Percentages are calculated as a proportion of the patients for whom data on transmission were available.

Percentages are calculated as a proportion of the patients for whom countries of birth were known.

Percentages are calculated as a proportion of the patients for whom regions of residence were known.

IVDU, intravenous drug user.

Among the 4,154 recent infections, serotyping allowed identification of 1,426 subtype B infections (34.3%) and 752 non-B infections (18.1%). Close to 50% of the samples (n = 1,976, 47.6%) from patients with recent infection were not typeable by SSEIA due to insufficient reactivity to V3 antigens. All the non-B (n = 303) or NT (n = 1,038) samples collected during each first semester of the 4-year period were submitted to molecular analysis. As a quality control, 153 B samples were also included in the molecular study (Fig. 1). Amplified DNA products were obtained for 43.1% of DSS included (644 of 1,494). The low success rate of the RT-PCR assay was similar to our previous experiences (13, 20, 32). Indeed, we previously showed that the RT-PCR assay applied to our DSS procedure usually necessitates a viral load of over 10,000 copies/ml to yield a positive result (32, 33). In addition, we cannot exclude that other factors such as deterioration of viral RNA due to storage and transportation before treatment of the DSS contributed to the low amplification percentage. After sequencing and phylogenetic analysis, 149 of 486 NT samples corresponded to non-B infections. Seventy-nine of 96 non-B samples (82.3%) identified by serotyping were confirmed as non-B by genotyping. Similarly, 57 of 62 B samples (91.9%) identified by serotyping were confirmed as B by genotyping. Therefore, combining these data, the specificity of the serotyping assay was 0.86. Overall, we identified 233 recent infections by non-B variants (Fig. 1). A wide diversity of non-B clades was observed among these non-B recent infections (Table 1). There were 5 pure subtypes (A, C, D, F, and G) and 7 CRFs (01_AE, 02_AG, 03_AB, 06_cpx, 09_cpx, 12_BF, and 42_BF). Among them, CRF02_AG was the most prevalent clade, representing 59.7% (139/233) of the cases, followed by clades A (10.7%, n = 25), C (8.2%, n = 19), CRF01_AE (4.7%, n = 11), and CRF06_cpx (4.3%, n = 10) (Table 1). Two sequences not clustering with any known subtype or CRF were defined as unidentified forms (U).

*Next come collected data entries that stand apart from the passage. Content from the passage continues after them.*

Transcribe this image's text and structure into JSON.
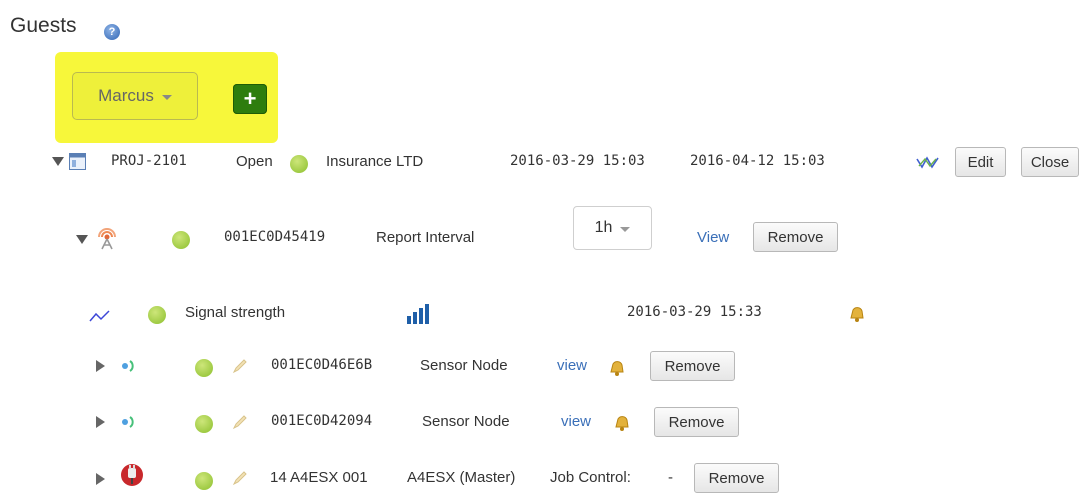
{
  "page": {
    "title": "Guests"
  },
  "toolbar": {
    "user_label": "Marcus",
    "add_label": "+"
  },
  "project": {
    "id": "PROJ-2101",
    "status": "Open",
    "customer": "Insurance LTD",
    "start": "2016-03-29 15:03",
    "end": "2016-04-12 15:03",
    "edit_label": "Edit",
    "close_label": "Close"
  },
  "gateway": {
    "id": "001EC0D45419",
    "interval_label": "Report Interval",
    "interval_value": "1h",
    "view_label": "View",
    "remove_label": "Remove"
  },
  "signal": {
    "label": "Signal strength",
    "time": "2016-03-29 15:33"
  },
  "nodes": [
    {
      "id": "001EC0D46E6B",
      "type": "Sensor Node",
      "view_label": "view",
      "remove_label": "Remove"
    },
    {
      "id": "001EC0D42094",
      "type": "Sensor Node",
      "view_label": "view",
      "remove_label": "Remove"
    }
  ],
  "a4esx": {
    "id": "14 A4ESX 001",
    "name": "A4ESX (Master)",
    "job_label": "Job Control:",
    "job_value": "-",
    "remove_label": "Remove"
  },
  "colors": {
    "highlight": "#f7f73a",
    "add_button": "#2e7d0e",
    "status_dot": "#8cbf2d",
    "link": "#3a6fb8"
  }
}
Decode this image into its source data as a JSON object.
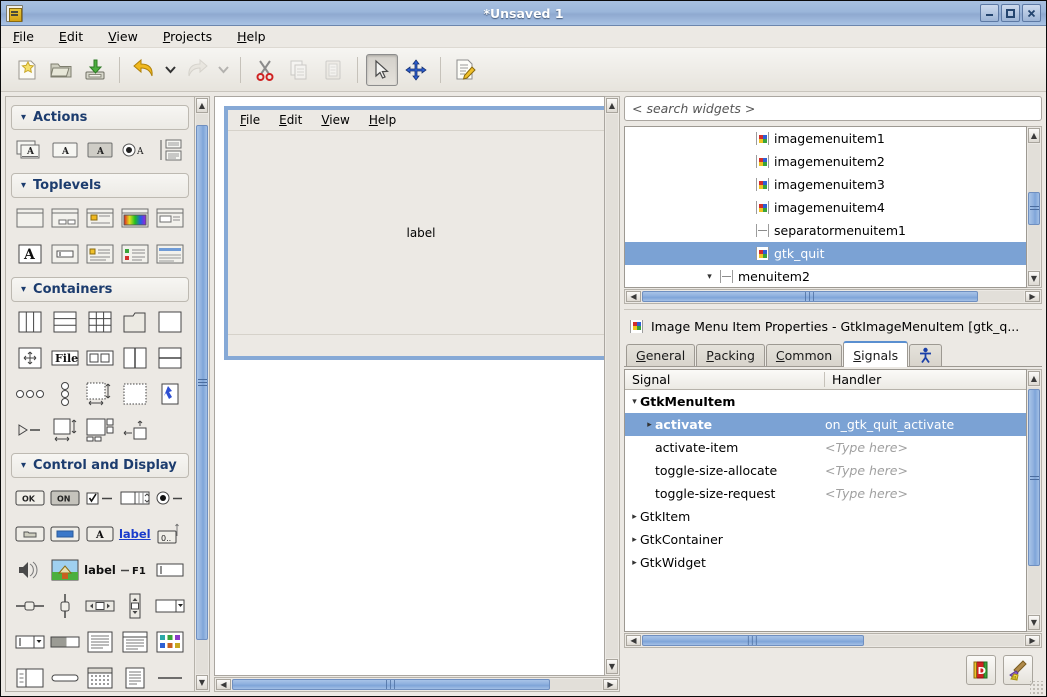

Epidemiological characteristics of recent infections with non-B variants.

Ninety-two cases were due to heterosexual transmissions, of which 39 occurred in patients originating from SSA but 39 occurred among individuals born in France (Table 1). These data confirm the continuous spread of non-B variants through heterosexual contacts in the French population but also the idea that African residents might have acquired their infection once in French territory. Eighty-five cases were identified in MSM, of whom 70 were born in France. Only one of the 85 MSM studied was born in SSA. Overall, 120 recent infections with non-B variants occurred in individuals born in France whereas only 43 were identified in patients born in SSA, underlining the established spread of non-B viruses in the French population. All 12 non-B clades that were involved in recent infections, except one (clade G), were found in the MSM population. The risk transmission group was known for 111 cases among 139 recent infections with the most prevalent non-B clade, CRF02_AG. Fifty percent (n = 56, 50.5%) of them occurred in MSM. All the patients with a known transmission risk factor infected with a subtype D variant (6 of 6) and most of those infected with a CRF01_AE virus (7 of 10) were also MSM. Approximately half of the non-B recent infections occurred in the Paris area (108 in the Paris area versus 105 in other regions of France).

Transmission clusters.

The molecular analysis revealed that 106 of the 644 recent infections for which nucleotide sequences were available (16.5%) segregated into 41 different transmission clusters (Fig. 2). Fourteen clusters involving 43 of 233 non-B recent infections (18.5%) were identified. There were 7 CRF02_AG clusters, 2 A1 clusters, 2 CRF06_cpx clusters, and one cluster of each of the following clades: C, D, and CRF42_cpx (Fig. 2). MSM were involved in 11 of them (6 CRF02_AG, 2 A1, 1 D, 1 CRF06_cpx, and 1 CRF42_BF), a frequency similar to that observed in clusters of B transmissions (MSM were involved in 23 of 27 subtype B clusters). Eight of 14 non-B clusters contained at least 3 patients, the largest cluster of 7 cases involving MSM infected with a CRF02_AG variant. Although this study was not designed to be comparative, it is interesting that most of the non-B clusters were of larger size than the B clusters: 8 of 14 (57.1%) non-B clusters contained more than two cases versus only 3 of 27 B clusters (11.1%) (Fig. 2). In the majority of the cases (9/14; 64.3%), the non-B clusters involved patients living in different geographical regions, including systematically at least one patient from the Paris area in these cases (Fig. 2). The trend was the opposite for B clusters, only 11 of 27 B clusters (40.7%) concerning patients from different regions.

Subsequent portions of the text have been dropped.